No Brasil, cientistas do Projeto Tamar perceberam que a poluição luminosa também alterava o senso de direção dos filhotes recém-nascidos de tartarugas. Ao invés de seguirem a luz da Lua em direção ao mar, eles eram atraídos pelas luminárias urbanas. Desorientados, morriam nas praias. Entre 1997 e 2001, apenas na orla norte de Porto Seguro (BA), mais de 5 mil deles morreram vítimas das luzes. Uma campanha de conscientização foi iniciada, contando inclusive com apoio do rei Juan Carlos, da Espanha. Ao saber do problema, ele intercedeu junto a um grupo espanhol que controla empresas que abastecem a região. As lâmpadas de vapor de sódio de 400 watts foram trocadas por outras de 250 e a inclinação das luminárias foi readequada, reduzindo drasticamente a mortalidade dos répteis.

Antes do amanhã

José Roberto de Vasconcelos Costa do site `Astronomia no Zênite' (www.zenite. nu)

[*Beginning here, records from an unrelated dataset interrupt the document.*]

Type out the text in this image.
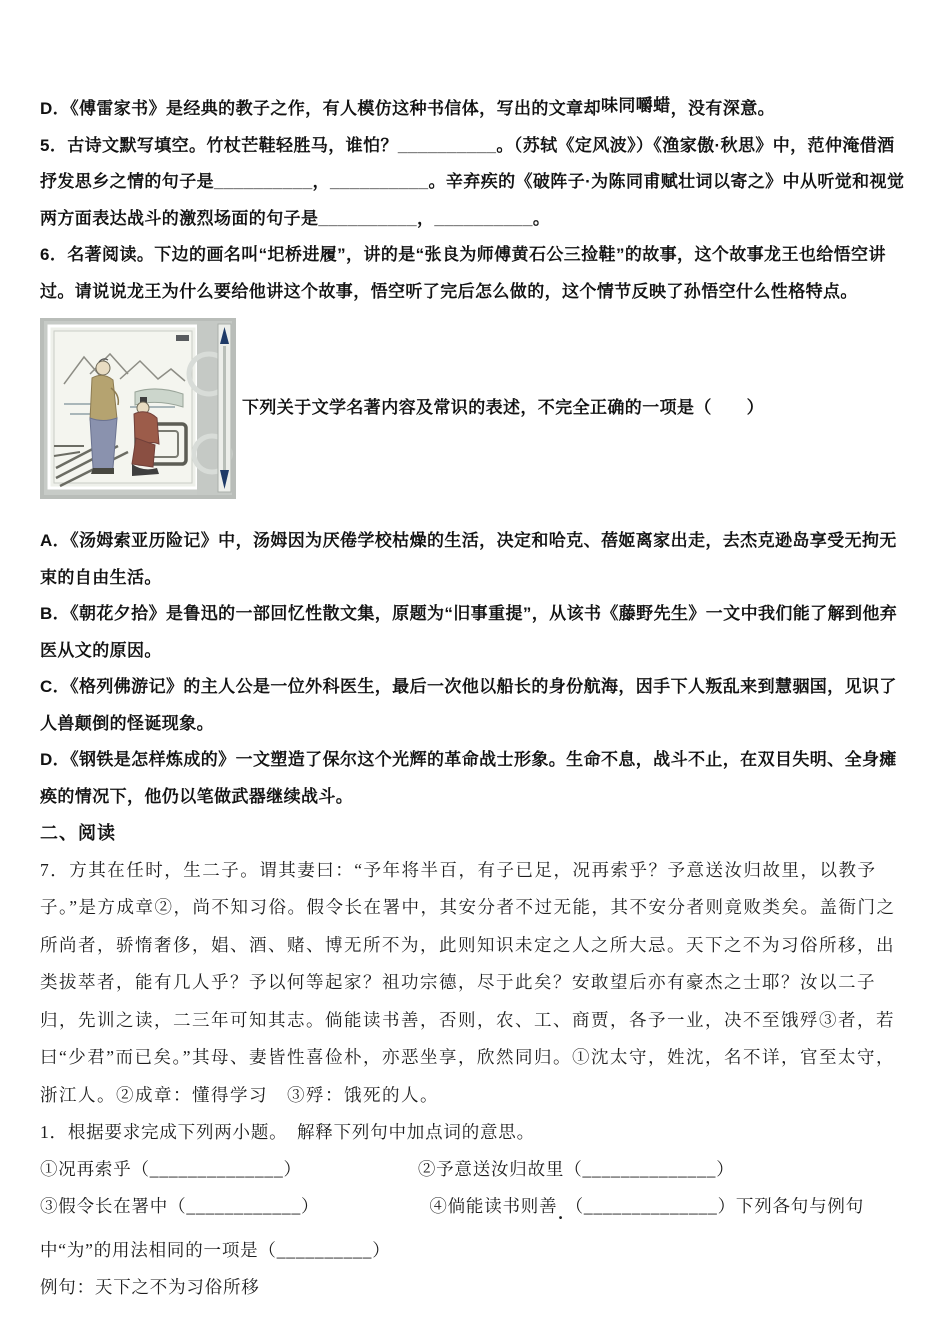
D．《傅雷家书》是经典的教子之作，有人模仿这种书信体，写出的文章却味同嚼蜡，没有深意。

5．古诗文默写填空。竹杖芒鞋轻胜马，谁怕？__________。（苏轼《定风波》）《渔家傲·秋思》中，范仲淹借酒抒发思乡之情的句子是__________，__________。辛弃疾的《破阵子·为陈同甫赋壮词以寄之》中从听觉和视觉两方面表达战斗的激烈场面的句子是__________，__________。

6．名著阅读。下边的画名叫“圯桥进履”，讲的是“张良为师傅黄石公三捡鞋”的故事，这个故事龙王也给悟空讲过。请说说龙王为什么要给他讲这个故事，悟空听了完后怎么做的，这个情节反映了孙悟空什么性格特点。

下列关于文学名著内容及常识的表述，不完全正确的一项是（　　）

A．《汤姆索亚历险记》中，汤姆因为厌倦学校枯燥的生活，决定和哈克、蓓姬离家出走，去杰克逊岛享受无拘无束的自由生活。

B．《朝花夕拾》是鲁迅的一部回忆性散文集，原题为“旧事重提”，从该书《藤野先生》一文中我们能了解到他弃医从文的原因。

C．《格列佛游记》的主人公是一位外科医生，最后一次他以船长的身份航海，因手下人叛乱来到慧骃国，见识了人兽颠倒的怪诞现象。

D．《钢铁是怎样炼成的》一文塑造了保尔这个光辉的革命战士形象。生命不息，战斗不止，在双目失明、全身瘫痪的情况下，他仍以笔做武器继续战斗。

二、阅读

7．方其在任时，生二子。谓其妻曰：“予年将半百，有子已足，况再索乎？予意送汝归故里，以教予子。”是方成章②，尚不知习俗。假令长在署中，其安分者不过无能，其不安分者则竟败类矣。盖衙门之所尚者，骄惰奢侈，娼、酒、赌、博无所不为，此则知识未定之人之所大忌。天下之不为习俗所移，出类拔萃者，能有几人乎？予以何等起家？祖功宗德，尽于此矣？安敢望后亦有豪杰之士耶？汝以二子归，先训之读，二三年可知其志。倘能读书善，否则，农、工、商贾，各予一业，决不至饿殍③者，若曰“少君”而已矣。”其母、妻皆性喜俭朴，亦恶坐享，欣然同归。①沈太守，姓沈，名不详，官至太守，浙江人。②成章：懂得学习　③殍：饿死的人。

1．根据要求完成下列两小题。　解释下列句中加点词的意思。

①况再索乎（______________）	②予意送汝归故里（______________）

③假令长在署中（____________）	④倘能读书则善. （______________）下列各句与例句中“为”的用法相同的一项是（__________）

例句：天下之不为习俗所移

De todos os problemas ambientais, a poluição luminosa é sem dúvida um dos mais simples de se resolver. Mas quem liga? O desperdício de dinheiro não é sentido diretamente no fim do mês, a vida dos animais noturnos não interessa, e as estrelas ­ora, a maioria só olha para o céu pelo breve momento em que pretende descobrir se vai chover. É um quadro grosseiro, mas realista. É bem verdade que muitos ainda creem que reduzir a poluição luminosa deixará a cidade às escuras (quando o uso eficiente da luz significa exatamente o oposto) e que há muitas pessoas preocupadas com a natureza. Mas será você um dos poucos que já sentirama emoção de contemplar um céu verdadeiramente estrelado? E pensar que era tão comum. Pela maior parte da existência humana, o firmamento foi mais popular do que a televisão e mais misterioso do que o nosso destino. As estrelas 'falavam' conosco e nos ensinaram a contar o tempo, quando plantar e colher, como se localizar. Nossa curiosidade pelas engrenagens celestes levou à concepção de muitas das ferramentas que constroem nosso mundo até hoje. Mas, atualmente, as luzes desse progresso ofuscam boa parte do nosso passado estrelado. Agora olhamos para o chão, ainda que orgulhosos do nosso tempo, certos do futuro. E pensar que ainda tínhamos tanto para aprender com as estrelas antes do amanhã.

Prejuízo bilionário

Uma pesquisa feita há dois anos revelou que o uso incorreto da luz artificial ocasionava um prejuízo de mais de R$ 3 bilhões ao ano na Grã-Bretanha. Apenas com a instalação adequada das luminárias, foi possível utilizar lâmpadas até 30% menos potentes. Em Tucson (EUA),ação semelhante gerou uma economia anual de US$ 5 milhões. No Chile (desde 1998) e na Ilhas Canárias (1988), a fotopoluição foi combatida por meio de leis. Resultado: um expressivo aumento no fluxo de turistas para contemplar o céu noturno. No Brasil, pouca luz artificial pode trazer benefícios jamais sonhados. É o que acaba de ocorrer em Itacuruba, sertão pernambucano. Na cidade, com 4 mil habitantes, está sendo construído o segundo maior telescópio do País e uma pequena vila para abrigar pesquisadores. "Foi uma grande surpresa para todos. Agora,poderemos explorar o turismo científico", disse o prefeito Romero Ledo.